The present invention relates generally to an electrical analog of a pumping system and more specifically to an improved crank shaft driving source to be used with a capacitive model of a reciprocating compressor.
Installation or modification of natural gas or other fluid distribution systems requires consideration of a number of factors before work is undertaken. Variations in loads, distribution paths, pipe sizes and compressor speeds all have effects on operation of the system as a whole. Compression waves created in the gas by the operation of reciprocating pumps and compressors are especially troublesome as resonances can be set up in the system. This acoustical resonance increases metal fatigue and shortens the life of joints, valves and other components of the system.
To assist in planning for the control of undesirable pulsation and vibration of compressor and pipeline systems, an electrical analog of all fluid transfer components can be created. Present electrical systems analogize current to mass flow of the gas and voltage to pressure. Inductors, capacitors and resistors are used to model the mechanical properties of pipes and other components in the distribution system. A detailed model of a distribution system or subsystem can be set up and studied to predict the effects caused by changing various parameters in the operation of the distribution system. Examples of the use of gas pumping system analogs are found in U.S. Pat. Nos. 2,951,638 and 2,979,940.
In order to utilize easily obtained components, the operating frequency of the electrical analog is typically substantially higher than that of the mechanical system. An electrical to mechanical frequency ratio describes this relationship. Component values and analog system parameters are chosen so that all events which occur during the operation of the analog reflect events which will take place in the mechanical system. For example, the presence of an electrical resonance in the analog system at a certain frequency corresponds to a mechanical resonance at the corresponding mechanical speed.
One model of a reciprocating compressor or pump includes a capacitor which is driven by an AC voltage source. The signal source models the mechanical input, usually an electric motor or internal combustion engine, used to drive the compressor. Present signal sources used with reciprocating pump analogs are simple variable frequency sinusoidal oscillators.
It is desirable to test the reactions of a proposed or existing compressor or pumping system to various compressor speeds. This is accomplished by changing the driving oscillator frequency in the electrical analog of the pumps and compressors. For a given electrical to mechanical frequency ratio, the electrical frequency of the oscillator can be calculated for a desired mechanical frequency. One drawback of present systems is that a desired change in mechanical speed requires a recalculation of the electrical operating frequency.
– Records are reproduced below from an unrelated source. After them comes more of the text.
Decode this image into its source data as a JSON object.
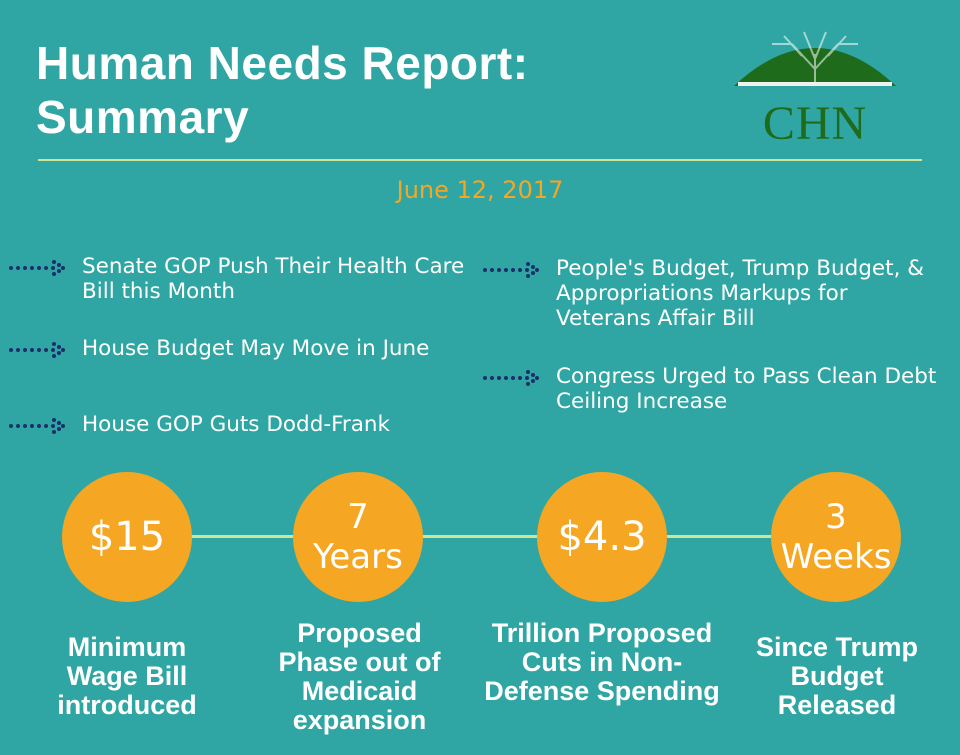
{
  "header": {
    "title_line1": "Human Needs Report:",
    "title_line2": "Summary",
    "logo_text": "CHN",
    "date": "June 12, 2017"
  },
  "bullets": [
    "Senate GOP Push Their Health Care Bill this Month",
    "House Budget May Move in June",
    "House GOP Guts Dodd-Frank",
    "People's Budget, Trump Budget, & Appropriations Markups for Veterans Affair Bill",
    "Congress Urged to Pass Clean Debt Ceiling Increase"
  ],
  "stats": [
    {
      "value": "$15",
      "unit": "",
      "label": "Minimum Wage Bill introduced"
    },
    {
      "value": "7",
      "unit": "Years",
      "label": "Proposed Phase out of Medicaid expansion"
    },
    {
      "value": "$4.3",
      "unit": "",
      "label": "Trillion Proposed Cuts in Non-Defense Spending"
    },
    {
      "value": "3",
      "unit": "Weeks",
      "label": "Since Trump Budget Released"
    }
  ],
  "colors": {
    "background": "#2fa6a3",
    "accent_orange": "#f5a623",
    "rule_green": "#c9e69a",
    "arrow_navy": "#1b2f6b",
    "logo_green": "#1e6b1c"
  }
}
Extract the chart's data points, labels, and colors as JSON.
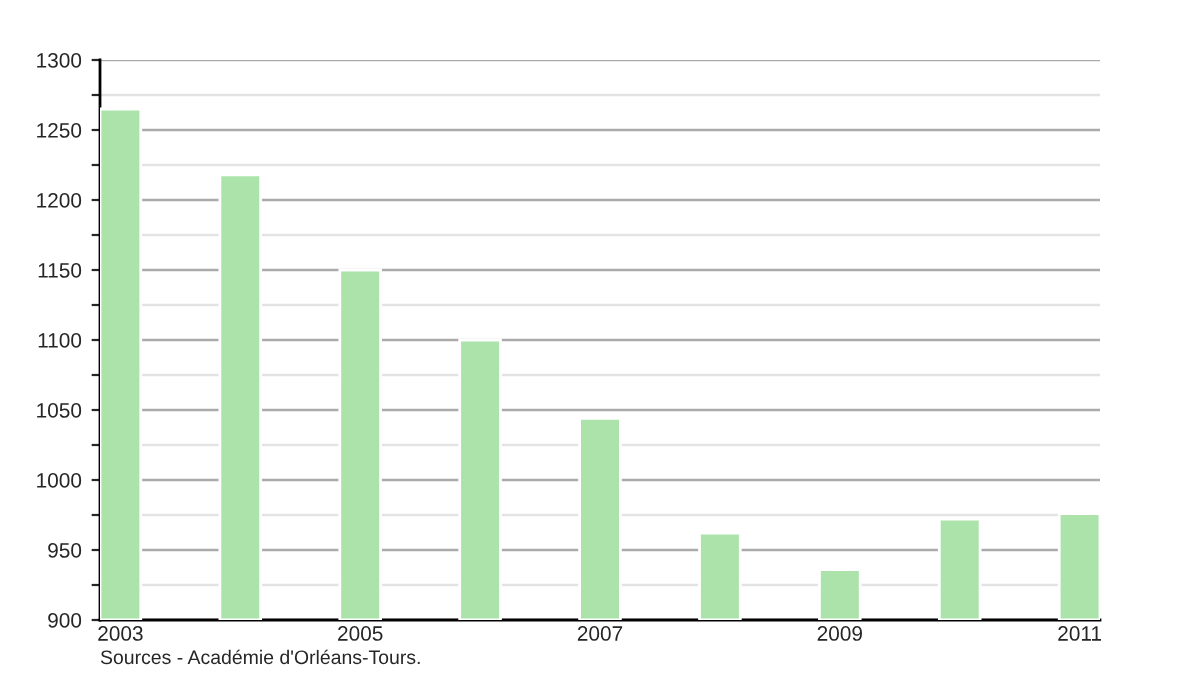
{
  "chart_data": {
    "type": "bar",
    "categories": [
      "2003",
      null,
      "2005",
      null,
      "2007",
      null,
      "2009",
      null,
      "2011"
    ],
    "values": [
      1265,
      1218,
      1150,
      1100,
      1044,
      962,
      936,
      972,
      976
    ],
    "color": "#abe3ab",
    "ylim": [
      900,
      1300
    ],
    "yticks": [
      900,
      {
        "value": 925,
        "label": null
      },
      950,
      {
        "value": 975,
        "label": null
      },
      1000,
      {
        "value": 1025,
        "label": null
      },
      1050,
      {
        "value": 1075,
        "label": null
      },
      1100,
      {
        "value": 1125,
        "label": null
      },
      1150,
      {
        "value": 1175,
        "label": null
      },
      1200,
      {
        "value": 1225,
        "label": null
      },
      1250,
      {
        "value": 1275,
        "label": null
      },
      1300
    ],
    "grid": "y",
    "annotations": [
      "Sources - Académie d'Orléans-Tours."
    ]
  }
}
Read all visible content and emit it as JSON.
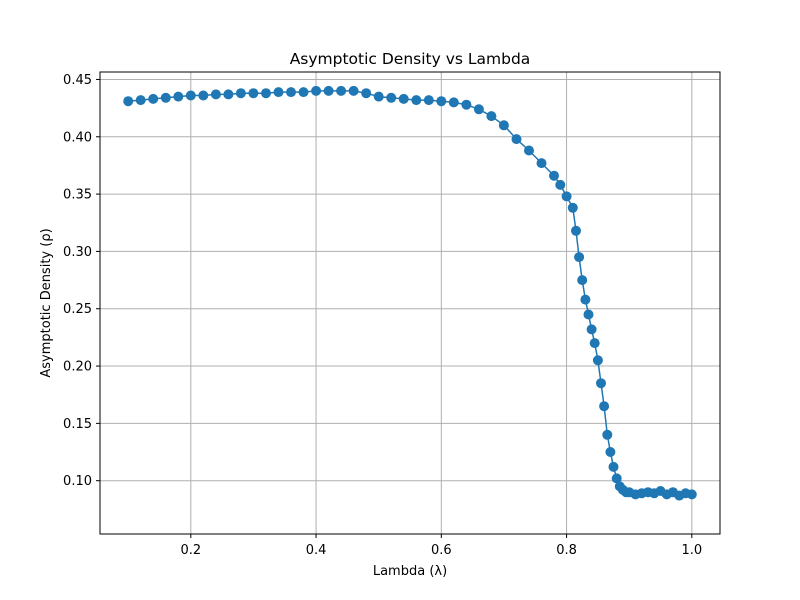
{
  "chart_data": {
    "type": "scatter",
    "title": "Asymptotic Density vs Lambda",
    "xlabel": "Lambda (λ)",
    "ylabel": "Asymptotic Density (ρ)",
    "xlim": [
      0.055,
      1.045
    ],
    "ylim": [
      0.0535,
      0.4565
    ],
    "xticks": [
      0.2,
      0.4,
      0.6,
      0.8,
      1.0
    ],
    "xtick_labels": [
      "0.2",
      "0.4",
      "0.6",
      "0.8",
      "1.0"
    ],
    "yticks": [
      0.1,
      0.15,
      0.2,
      0.25,
      0.3,
      0.35,
      0.4,
      0.45
    ],
    "ytick_labels": [
      "0.10",
      "0.15",
      "0.20",
      "0.25",
      "0.30",
      "0.35",
      "0.40",
      "0.45"
    ],
    "grid": true,
    "series_color": "#1f77b4",
    "series": [
      {
        "marker": "circle",
        "line": true,
        "x": [
          0.1,
          0.12,
          0.14,
          0.16,
          0.18,
          0.2,
          0.22,
          0.24,
          0.26,
          0.28,
          0.3,
          0.32,
          0.34,
          0.36,
          0.38,
          0.4,
          0.42,
          0.44,
          0.46,
          0.48,
          0.5,
          0.52,
          0.54,
          0.56,
          0.58,
          0.6,
          0.62,
          0.64,
          0.66,
          0.68,
          0.7,
          0.72,
          0.74,
          0.76,
          0.78,
          0.79,
          0.8,
          0.81,
          0.815,
          0.82,
          0.825,
          0.83,
          0.835,
          0.84,
          0.845,
          0.85,
          0.855,
          0.86,
          0.865,
          0.87,
          0.875,
          0.88,
          0.885,
          0.89,
          0.895,
          0.9,
          0.91,
          0.92,
          0.93,
          0.94,
          0.95,
          0.96,
          0.97,
          0.98,
          0.99,
          1.0
        ],
        "y": [
          0.431,
          0.432,
          0.433,
          0.434,
          0.435,
          0.436,
          0.436,
          0.437,
          0.437,
          0.438,
          0.438,
          0.438,
          0.439,
          0.439,
          0.439,
          0.44,
          0.44,
          0.44,
          0.44,
          0.438,
          0.435,
          0.434,
          0.433,
          0.432,
          0.432,
          0.431,
          0.43,
          0.428,
          0.424,
          0.418,
          0.41,
          0.398,
          0.388,
          0.377,
          0.366,
          0.358,
          0.348,
          0.338,
          0.318,
          0.295,
          0.275,
          0.258,
          0.245,
          0.232,
          0.22,
          0.205,
          0.185,
          0.165,
          0.14,
          0.125,
          0.112,
          0.102,
          0.095,
          0.092,
          0.09,
          0.09,
          0.088,
          0.089,
          0.09,
          0.089,
          0.091,
          0.088,
          0.09,
          0.087,
          0.089,
          0.088
        ]
      }
    ]
  }
}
A further drawback of present systems is that a change in the electrical to mechanical frequency ratio requires recalculation of all electrical operating frequencies corresponding to desired mechanical frequencies. It would be desirable to slowly vary the operating frequency of the analog compressors in order to study the effect of a range of compressor speeds on the system. Another drawback of present driving signal sources is that this cannot be accomplished.